"But I am not mad!" she cried, her voice rising to a shrill note as she faced Perissard once more. "I begged and prayed Laroque not to follow your hateful advice, and he refused to listen to me. As I would not run the risk of his seeing and speaking to my son, I killed him!"
Muttered imprecations and half-smothered exclamations of anger swept through the court, and the throng heaved forward against the railings. Raymond sprang up into the dock and with one arm around the woman's waist and the other resting on the arm nearest him, he gently forced her down into her chair once more. The usher pounded his desk and the gendarmes struggled to push the crowd back from the railing. It was several minutes before order was restored, but the President, hastily consulting his confrères on the bench, paid no heed.
"You may go!" he said, when the room had reached almost its normal semi-hush and the voices had dropped into excited whisperings. "Call the other witness!"
M. Perissard started hurriedly for the door, but at a signal from M. Valmorin the gendarmes stopped him.
"No, M. Perissard," said the prosecutor. "Do not leave the court, if you please. We may want you again."
"The presiding judge said I could go, and I have important business!" protested the blackmailer.

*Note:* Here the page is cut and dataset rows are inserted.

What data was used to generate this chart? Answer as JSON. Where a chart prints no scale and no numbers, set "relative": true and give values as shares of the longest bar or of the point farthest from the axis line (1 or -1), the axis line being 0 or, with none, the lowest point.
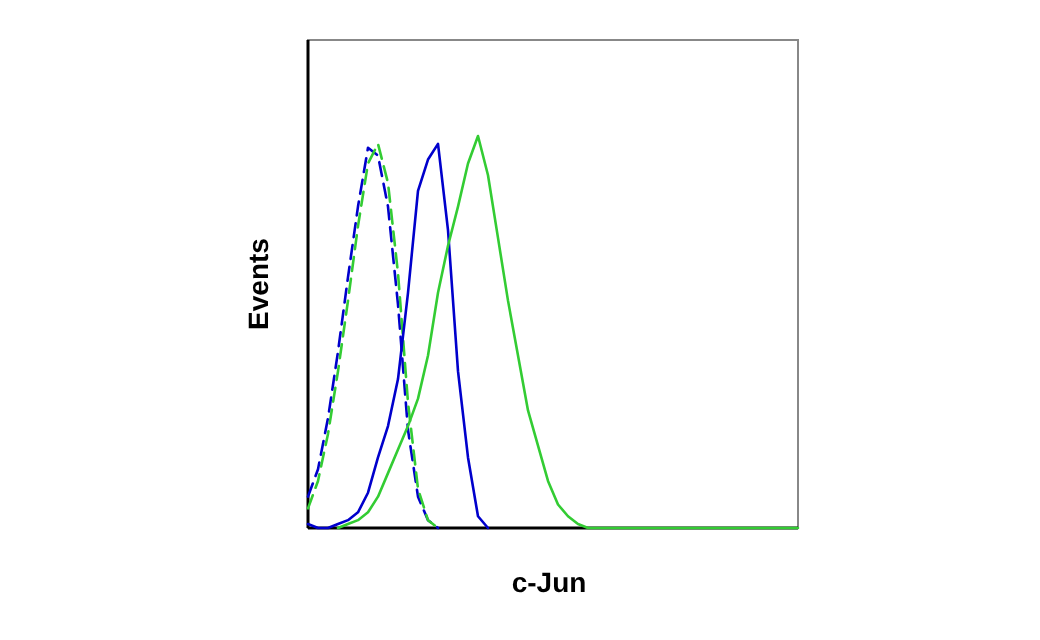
{
  "chart_data": {
    "type": "line",
    "relative": true,
    "xlabel": "c-Jun",
    "ylabel": "Events",
    "categories": [
      null,
      null,
      null,
      null,
      null,
      null,
      null,
      null,
      null,
      null,
      null,
      null,
      null,
      null,
      null,
      null,
      null,
      null,
      null,
      null,
      null,
      null,
      null,
      null,
      null,
      null,
      null,
      null,
      null,
      null,
      null,
      null,
      null,
      null,
      null,
      null,
      null,
      null,
      null,
      null,
      null,
      null,
      null,
      null,
      null,
      null,
      null,
      null,
      null,
      null
    ],
    "series": [
      {
        "color": "#0000cc",
        "line_style": "dashed",
        "values": [
          0.08,
          0.15,
          0.28,
          0.45,
          0.64,
          0.82,
          0.97,
          0.95,
          0.82,
          0.57,
          0.25,
          0.08,
          0.02,
          0,
          null,
          null,
          null,
          null,
          null,
          null,
          null,
          null,
          null,
          null,
          null,
          null,
          null,
          null,
          null,
          null,
          null,
          null,
          null,
          null,
          null,
          null,
          null,
          null,
          null,
          null,
          null,
          null,
          null,
          null,
          null,
          null,
          null,
          null,
          null,
          null
        ]
      },
      {
        "color": "#33cc33",
        "line_style": "dashed",
        "values": [
          0.05,
          0.12,
          0.24,
          0.4,
          0.58,
          0.77,
          0.93,
          0.98,
          0.88,
          0.65,
          0.32,
          0.1,
          0.02,
          0,
          null,
          null,
          null,
          null,
          null,
          null,
          null,
          null,
          null,
          null,
          null,
          null,
          null,
          null,
          null,
          null,
          null,
          null,
          null,
          null,
          null,
          null,
          null,
          null,
          null,
          null,
          null,
          null,
          null,
          null,
          null,
          null,
          null,
          null,
          null,
          null
        ]
      },
      {
        "color": "#0000cc",
        "line_style": "solid",
        "values": [
          0.01,
          0,
          0,
          0.01,
          0.02,
          0.04,
          0.09,
          0.18,
          0.26,
          0.38,
          0.6,
          0.86,
          0.94,
          0.98,
          0.76,
          0.4,
          0.18,
          0.03,
          0,
          null,
          null,
          null,
          null,
          null,
          null,
          null,
          null,
          null,
          null,
          null,
          null,
          null,
          null,
          null,
          null,
          null,
          null,
          null,
          null,
          null,
          null,
          null,
          null,
          null,
          null,
          null,
          null,
          null,
          null,
          null
        ]
      },
      {
        "color": "#33cc33",
        "line_style": "solid",
        "values": [
          null,
          null,
          null,
          0,
          0.01,
          0.02,
          0.04,
          0.08,
          0.14,
          0.2,
          0.26,
          0.33,
          0.44,
          0.6,
          0.72,
          0.82,
          0.93,
          1,
          0.9,
          0.74,
          0.58,
          0.44,
          0.3,
          0.21,
          0.12,
          0.06,
          0.03,
          0.01,
          0,
          0,
          0,
          0,
          0,
          0,
          0,
          0,
          0,
          0,
          0,
          0,
          0,
          0,
          0,
          0,
          0,
          0,
          0,
          0,
          0,
          0
        ]
      }
    ]
  }
}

"And I ask you to stay!" repeated M. Valmorin, firmly. "Kindly sit down!"
He was escorted, muttering and grumbling, to the witnesses' bench.
"I really don't understand! It's disgraceful!" he fumed. "I was not regularly cited—Article 313 of the Code of Criminal Instruction. It's a shame!"
But no one paid any further attention to him, excepting a few jurors and the nearest of the spectators, who favored him with curious and unpleasant glances. The usher brought M. Merivel to the stand. He came with mincing steps, and many bows, and a confident smirk on his fat, heavy face.